“你是誰?”艾蕾卡好奇地問,她真正想問的,是你為什麼和我長得一模一樣?
“我是……”‘艾蕾卡’顯然覺得這種姿態不對,她轉動了一下身子說,“能不能先將我解開?”
“你以為我是笨蛋嗎?”艾蕾卡指了指繩索說,“你身上充斥著諸多謎團,更別說你身上還沒有被包紮的傷口我見過,只有被袖劍割傷才會留下這樣淺度又難止血的傷口。馬修是不會用這種武器的,袖劍這種武器,放眼大陸用的人物也就那麼幾個,也就是說這是盧恩留下的。”
艾蕾卡的眼睛匯總暴露出兇相,“盧恩從來不會主動招惹別人,是你對他做了什麼,才會導致他攻擊你的吧?”

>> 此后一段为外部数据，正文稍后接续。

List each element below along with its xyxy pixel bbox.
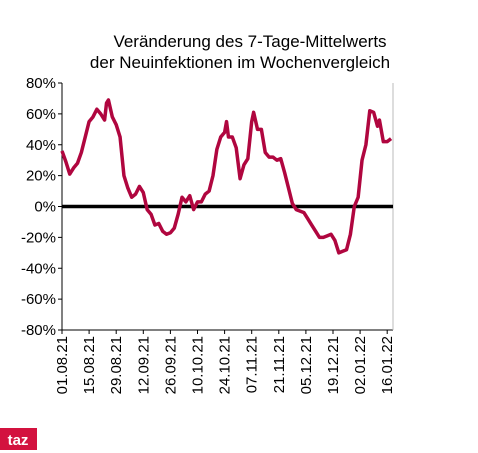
x-tick-label: 24.10.21 (217, 336, 234, 394)
x-tick-label: 05.12.21 (298, 336, 315, 394)
x-tick-label: 10.10.21 (189, 336, 206, 394)
y-tick-label: 80% (26, 75, 56, 92)
y-tick-label: -20% (21, 229, 56, 246)
x-tick-label: 26.09.21 (162, 336, 179, 394)
logo: taz (8, 432, 29, 449)
x-tick-label: 16.01.22 (379, 336, 396, 394)
line (60, 98, 393, 255)
x-tick-label: 19.12.21 (325, 336, 342, 394)
y-tick-label: 0% (34, 199, 56, 216)
x-tick-label: 21.11.21 (271, 336, 288, 393)
y-tick-label: 20% (26, 168, 56, 185)
y-tick-label: 60% (26, 106, 56, 123)
x-tick-label: 07.11.21 (244, 336, 261, 393)
chart-title: der Neuinfektionen im Wochenvergleich (90, 53, 390, 72)
x-tick-label: 12.09.21 (135, 336, 152, 394)
y-tick-label: -80% (21, 322, 56, 339)
y-tick-label: -60% (21, 291, 56, 308)
x-tick-label: 29.08.21 (108, 336, 125, 394)
y-tick-label: -40% (21, 260, 56, 277)
y-tick-label: 40% (26, 137, 56, 154)
x-tick-label: 01.08.21 (54, 336, 71, 394)
chart-title: Veränderung des 7-Tage-Mittelwerts (113, 32, 386, 51)
x-tick-label: 02.01.22 (352, 336, 369, 394)
x-tick-label: 15.08.21 (81, 336, 98, 394)
logo-box (0, 428, 37, 450)
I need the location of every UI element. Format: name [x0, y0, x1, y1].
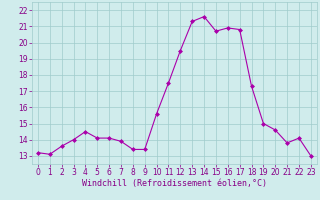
X-axis label: Windchill (Refroidissement éolien,°C): Windchill (Refroidissement éolien,°C)	[82, 179, 267, 188]
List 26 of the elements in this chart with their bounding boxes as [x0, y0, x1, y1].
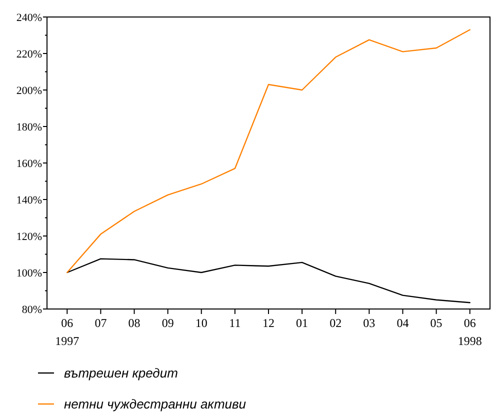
- legend-label: нетни чуждестранни активи: [64, 396, 246, 412]
- x-tick-label: 04: [396, 316, 409, 330]
- y-tick-label: 160%: [16, 158, 42, 170]
- x-tick-label: 09: [162, 316, 174, 330]
- x-tick-label: 07: [94, 316, 107, 330]
- x-tick-label: 03: [363, 316, 376, 330]
- x-tick-label: 11: [229, 316, 241, 330]
- line-series: [66, 29, 470, 274]
- line-series: [66, 258, 470, 304]
- x-tick-label: 06 1997: [55, 316, 80, 348]
- y-tick-label: 80%: [22, 304, 42, 316]
- x-tick-label: 05: [430, 316, 442, 330]
- y-tick-label: 180%: [16, 121, 42, 134]
- y-tick-label: 240%: [16, 12, 42, 24]
- x-tick-label: 02: [330, 316, 342, 330]
- y-tick-label: 100%: [16, 267, 42, 280]
- y-tick-label: 120%: [16, 230, 42, 243]
- x-tick-label: 08: [128, 316, 140, 330]
- x-tick-label: 12: [262, 316, 274, 330]
- y-tick-label: 200%: [16, 84, 42, 97]
- y-tick-label: 220%: [16, 48, 42, 60]
- x-tick-label: 10: [195, 316, 208, 330]
- y-tick-label: 140%: [16, 194, 42, 206]
- x-tick-label: 01: [296, 316, 308, 330]
- legend-label: вътрешен кредит: [64, 366, 178, 381]
- x-tick-label: 06 1998: [458, 316, 482, 348]
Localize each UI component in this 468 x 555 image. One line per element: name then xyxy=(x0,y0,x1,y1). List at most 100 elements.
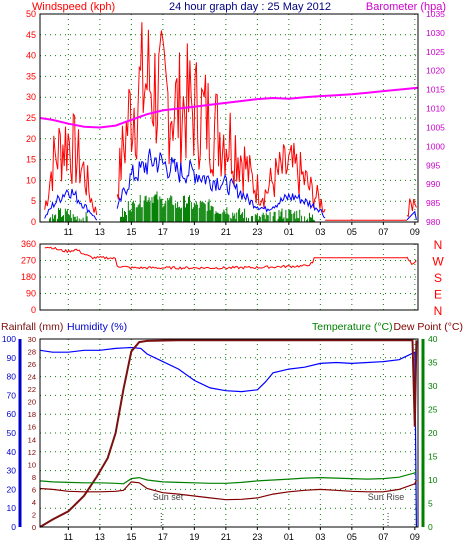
climate-frame xyxy=(39,338,419,528)
temperature-tick-label: 30 xyxy=(428,381,438,391)
compass-label: N xyxy=(434,238,443,252)
climate-x-tick-label: 01 xyxy=(284,532,294,542)
rainfall-tick-label: 10 xyxy=(28,460,36,469)
humidity-tick-label: 30 xyxy=(7,466,17,476)
windspeed-tick-label: 20 xyxy=(26,134,36,144)
humidity-tick-label: 50 xyxy=(7,428,17,438)
windspeed-tick-label: 50 xyxy=(26,9,36,19)
humidity-tick-label: 70 xyxy=(7,390,17,400)
climate-x-tick-label: 09 xyxy=(410,532,420,542)
temperature-tick-label: 35 xyxy=(428,358,438,368)
humidity-tick-label: 80 xyxy=(7,372,17,382)
windspeed-tick-label: 30 xyxy=(26,92,36,102)
rainfall-tick-label: 12 xyxy=(28,448,36,457)
wind-frame xyxy=(39,13,419,223)
climate-x-tick-label: 03 xyxy=(315,532,325,542)
rainfall-tick-label: 24 xyxy=(28,373,36,382)
climate-x-tick-label: 11 xyxy=(64,532,73,542)
windspeed-label: Windspeed (kph) xyxy=(32,1,115,13)
humidity-label: Humidity (%) xyxy=(67,321,127,333)
wind-x-tick-label: 15 xyxy=(126,227,136,237)
wind-direction-line xyxy=(406,256,417,265)
compass-label: S xyxy=(434,271,442,285)
rainfall-tick-label: 28 xyxy=(28,348,36,357)
temperature-label: Temperature (°C) xyxy=(312,321,393,333)
humidity-tick-label: 100 xyxy=(2,334,16,344)
climate-x-tick-label: 13 xyxy=(95,532,105,542)
barometer-tick-label: 1030 xyxy=(426,28,445,38)
barometer-tick-label: 1000 xyxy=(426,141,445,151)
rainfall-tick-label: 6 xyxy=(32,485,36,494)
rainfall-tick-label: 14 xyxy=(28,435,36,444)
wind-x-tick-label: 07 xyxy=(378,227,388,237)
barometer-tick-label: 990 xyxy=(426,179,440,189)
climate-x-tick-label: 07 xyxy=(378,532,388,542)
sunset-annotation: Sun set xyxy=(153,492,184,502)
windspeed-tick-label: 40 xyxy=(26,51,36,61)
windspeed-tick-label: 45 xyxy=(26,30,36,40)
wind-x-tick-label: 05 xyxy=(347,227,357,237)
wind-x-tick-label: 17 xyxy=(158,227,168,237)
series-green xyxy=(39,470,417,485)
sunrise-annotation: Sun Rise xyxy=(368,492,405,502)
wind-x-tick-label: 23 xyxy=(252,227,262,237)
wind-series-magenta xyxy=(39,86,419,129)
rainfall-tick-label: 26 xyxy=(28,360,36,369)
windspeed-tick-label: 5 xyxy=(31,196,36,206)
series-darkred xyxy=(39,479,417,501)
direction-tick-label: 270 xyxy=(21,256,36,266)
rainfall-tick-label: 18 xyxy=(28,410,36,419)
compass-label: E xyxy=(434,288,442,302)
direction-tick-label: 90 xyxy=(26,289,36,299)
rainfall-tick-label: 4 xyxy=(32,498,36,507)
humidity-tick-label: 10 xyxy=(7,503,17,513)
barometer-tick-label: 995 xyxy=(426,160,440,170)
wind-x-tick-label: 21 xyxy=(221,227,231,237)
rainfall-tick-label: 20 xyxy=(28,398,36,407)
windspeed-tick-label: 10 xyxy=(26,175,36,185)
wind-series-blue xyxy=(116,148,326,219)
series-rain xyxy=(39,339,418,528)
rainfall-tick-label: 22 xyxy=(28,385,36,394)
rainfall-tick-label: 16 xyxy=(28,423,36,432)
temperature-tick-label: 20 xyxy=(428,428,438,438)
direction-tick-label: 0 xyxy=(31,305,36,315)
wind-x-tick-label: 03 xyxy=(315,227,325,237)
wind-series-blue xyxy=(406,210,417,221)
graph-title: 24 hour graph day : 25 May 2012 xyxy=(169,1,331,13)
barometer-tick-label: 1005 xyxy=(426,122,445,132)
climate-x-tick-label: 23 xyxy=(252,532,262,542)
direction-tick-label: 360 xyxy=(21,239,36,249)
direction-tick-label: 180 xyxy=(21,272,36,282)
temperature-tick-label: 10 xyxy=(428,475,438,485)
rainfall-tick-label: 30 xyxy=(28,335,36,344)
direction-frame xyxy=(39,243,419,311)
barometer-tick-label: 1010 xyxy=(426,104,445,114)
barometer-tick-label: 1035 xyxy=(426,9,445,19)
humidity-tick-label: 20 xyxy=(7,484,17,494)
barometer-tick-label: 980 xyxy=(426,217,440,227)
humidity-tick-label: 40 xyxy=(7,447,17,457)
humidity-tick-label: 0 xyxy=(11,522,16,532)
humidity-tick-label: 60 xyxy=(7,409,17,419)
humidity-tick-label: 90 xyxy=(7,353,17,363)
windspeed-tick-label: 35 xyxy=(26,71,36,81)
wind-series-red xyxy=(116,22,326,213)
temperature-tick-label: 25 xyxy=(428,405,438,415)
climate-x-tick-label: 17 xyxy=(158,532,168,542)
temperature-tick-label: 0 xyxy=(428,522,433,532)
windspeed-tick-label: 25 xyxy=(26,113,36,123)
barometer-tick-label: 1020 xyxy=(426,66,445,76)
wind-x-tick-label: 09 xyxy=(410,227,420,237)
rainfall-tick-label: 0 xyxy=(32,523,36,532)
temperature-tick-label: 40 xyxy=(428,334,438,344)
wind-x-tick-label: 19 xyxy=(189,227,199,237)
wind-series-red xyxy=(406,198,417,218)
compass-label: W xyxy=(432,255,444,269)
barometer-label: Barometer (hpa) xyxy=(366,1,446,13)
climate-x-tick-label: 19 xyxy=(189,532,199,542)
rainfall-tick-label: 2 xyxy=(32,510,36,519)
climate-x-tick-label: 05 xyxy=(347,532,357,542)
rainfall-tick-label: 8 xyxy=(32,473,36,482)
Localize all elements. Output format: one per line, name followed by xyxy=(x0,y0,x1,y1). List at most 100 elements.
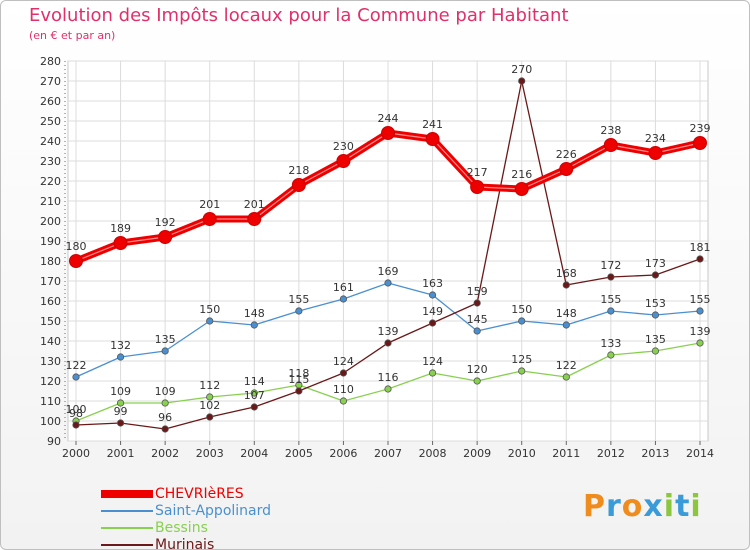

另一邊,陳真月也想不到更好的辦法,是要追下去還是留下來。
他只是聽說過壁畫大廳的大名,從來沒有見識過。
眼下一個絕好的,窺覷古代秘密的機會擺在眼前,就算是陳真月也出現了絲毫的猶豫。
這時,陳真月聽到了艾蕾卡的責令聲,才想起來外面有兩個面目相仿的存在。
如果在場的人員中有可可或者莫德雷,就會注意到她就是那個毀了鑄刻師工會的操縱青玉的傢伙。
很可惜,馬修只看過身披斗篷的她,並沒有見過真身。
猶豫了片刻,陳真月拉動馬修往外面走。
如果沒有今天早上的伐木機,陳真月絕對要跟在盧恩屁股後面。
過了半天后,陳真月仔細地想過了。盧恩那廝是個驕傲的傢伙,自己出現的話嘴上不說,心裡也會有疙瘩的吧?
既然是盧恩的宿命,就讓他自己去終結吧。
眼下還有一個問題要解決。艾蕾卡和盧恩一樣,就算身體會服從,心底的疙瘩也是難以消除的。
更別說陳真月在聽到艾蕾卡的解讀後,覺得這也是一個麻煩。
安戈洛使者從來沒有告訴自己,有這樣的亂入者。
陳真月又努力地嗅了嗅,她身上有很薄弱的味道,是安戈洛使者的味道。零之刻印明顯就是她釋放出來的,現在只有一個解釋——安戈洛使者並不在乎她了。
眼前這個與艾蕾卡長相完全相同的傢伙,被當成了棄子。
過了半分鐘,陳真月看著與艾蕾卡完全相似的面孔開口說,“說出你的真實身份,我們也趕時間。”
如果沒有經歷豺狼人的事件,估計‘艾蕾卡’還會倔強地隱瞞。
就像無面者被古神的僕從所操縱,豺狼人就是安戈洛使者的奴僕。只要霍格一日在使者的手上,這些豺狼人就永遠是被奴役的狀態。
至於現在……已經被使者拋棄的她還有資格選嗎?
‘艾蕾卡’幽幽地嘆了一口氣,自己有一個致命的把柄在使者手上。無論是什麼樣的理由,她都不能說出安戈洛使者真實的意圖。
“我是青玉德,身上沒有任何的卡片,你把我解開也沒有問題。”‘艾蕾卡’朝著馬修努了努嘴說,“再說了,兩名高階戰士和一名獵人在這裡,距離又這麼近,擔心的不應該是我嗎?”
“抱歉,我不知道你說的是真話還是假話。”陳真月頓了頓說,“如果不是考慮到現在的狀況,將你帶走是最妥當的做法。”
“你們就這麼聊開了,俺們難道不去追盧恩嗎?”馬修看著似乎想要探究事情原委的二人猶豫道。他用好奇的目光看了一樣,發現這兩個人似乎一點也不擔心盧恩的安危,這是無知,還是信任,馬修一點也不清楚。
‘艾蕾卡’用惡狠狠的眼神剮了馬修一眼,她長舒了一口氣說,“我奉命取走這裡的第六個盒子,如果失敗的話,就會被滅口。”
“你的上一級是誰?”艾蕾卡似乎一點也不擔心盧恩,她急忙問道。
“這一點我不能說,至於我的真實名字……在陰影中生活的蛾子,有見光的機會嗎?”